EU-Parlament weitet Zuständigkeit für Clean Vehicles aus | ABC-Z

Das Europäische Parlament stellt die Weichen für die weitere Beratung der Initiative „Clean Corporate Vehicles“. Die Vorsitzenden der Fraktionen haben beschlossen, den Gesetzesvorschlag künftig gemeinsam im Ausschuss für Umwelt, öffentliche Gesundheit und Lebensmittelsicherheit (ENVI) sowie im Ausschuss für Verkehr und Tourismus (TRAN) zu behandeln. Damit revidiert das Parlament eine frühere vorläufige Entscheidung, die Akte ausschließlich dem ENVI-Ausschuss zuzuweisen.

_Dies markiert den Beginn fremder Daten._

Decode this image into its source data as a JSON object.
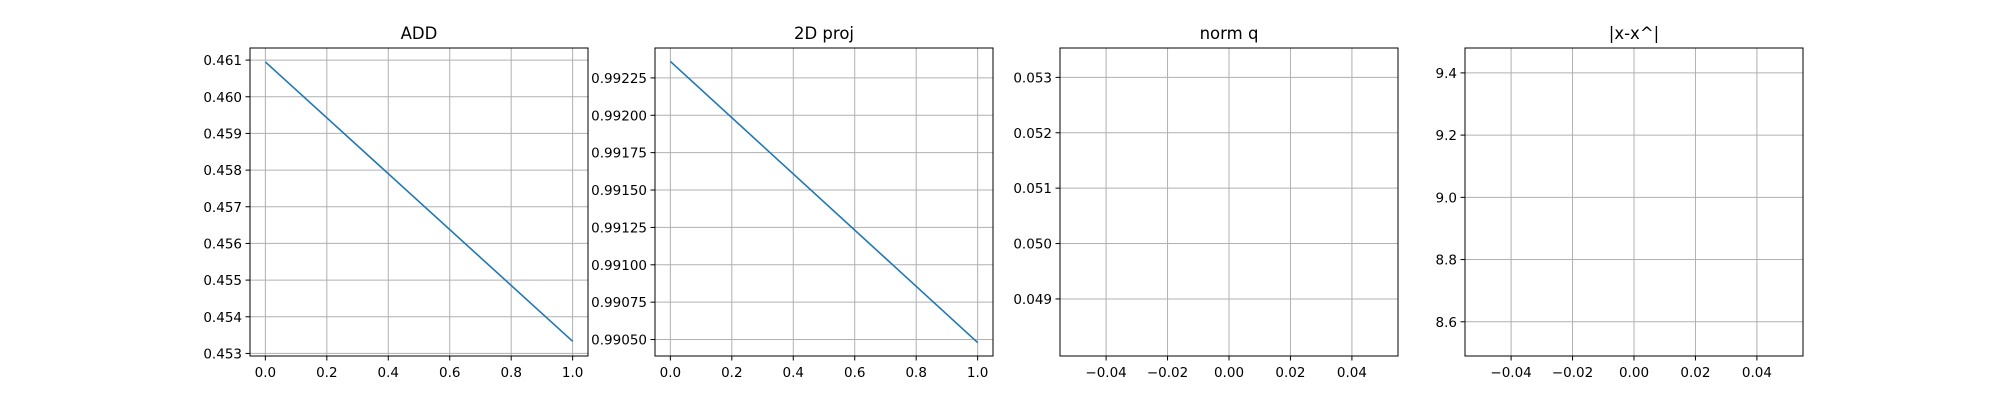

Der Vorschlag der Europäischen Kommission war im Dezember als Teil des europäischen Automobilpakets veröffentlicht worden. Mit der nun festgelegten Ausschusszuständigkeit beginnt die parlamentarische Phase der inhaltlichen Prüfung.
Der internationale Straßentransportverband IRU begrüßt ausdrücklich die Einbindung beider Ausschüsse. Zwar verfolge die Initiative primär klimapolitische Ziele, ihre Auswirkungen reichten jedoch weit über Umweltfragen hinaus und beträfen die Struktur und Funktionsweise des gesamten Straßengüterverkehrs.
„In Europa sind rund 35 Millionen leichte Nutzfahrzeuge im Einsatz, viele davon im Eigentum kleiner und mittlerer Unternehmen“, erklärt Raluca Marian, EU-Direktorin der IRU. Auch wenn einzelne Betriebe formal nicht unmittelbar unter den Anwendungsbereich des Vorschlags fallen, wirkten sich die Regelungen entlang von Lieferketten und Subunternehmermodellen faktisch auf große Teile des Marktes aus.
Nach Einschätzung der IRU hätte eine alleinige Befassung des Umweltausschusses die operativen Konsequenzen für Transportunternehmen nicht ausreichend berücksichtigt. Die gemeinsame Zuständigkeit von ENVI und TRAN ermögliche nun eine fundierte Bewertung sowohl der Umweltziele als auch der praktischen Umsetzbarkeit im Verkehrsalltag.
„Entscheidungen zu Flottenbeschaffung, Depotinfrastruktur, Ladeinrichtungen oder Geschäftsmodellen erfordern spezifisches verkehrsfachliches Know-how“, so Marian. Gerade die Vielfalt der Unternehmensgrößen im Straßentransport mache eine differenzierte Betrachtung der wirtschaftlichen und technischen Rahmenbedingungen notwendig.
Die IRU hatte diese Position bereits in einem Schreiben an den Präsidenten des Europäischen Parlaments unterstrichen. Der Verband sieht die aktuelle Entscheidung als wichtigen Schritt, um regulatorische Maßnahmen realistisch und marktnah auszugestalten.
„Die Clean-Corporate-Vehicles-Initiative wird tief in die Arbeitsweise von Transportunternehmen eingreifen. Ohne die Expertise des Verkehrsausschusses wäre eine sachgerechte Bewertung nicht möglich“, betont Marian. Zugleich dankt sie den parlamentarischen Akteuren, die sich für die gemeinsame Zuständigkeit eingesetzt haben.
Der Verband kündigte an, den weiteren Gesetzgebungsprozess aktiv zu begleiten und Daten sowie Fachwissen aus der Praxis der europäischen Straßenverkehrsunternehmen einzubringen. Ziel sei es, Dekarbonisierungsvorgaben so auszugestalten, dass sie wirksam, umsetzbar und mit den betrieblichen Realitäten des Sektors vereinbar sind.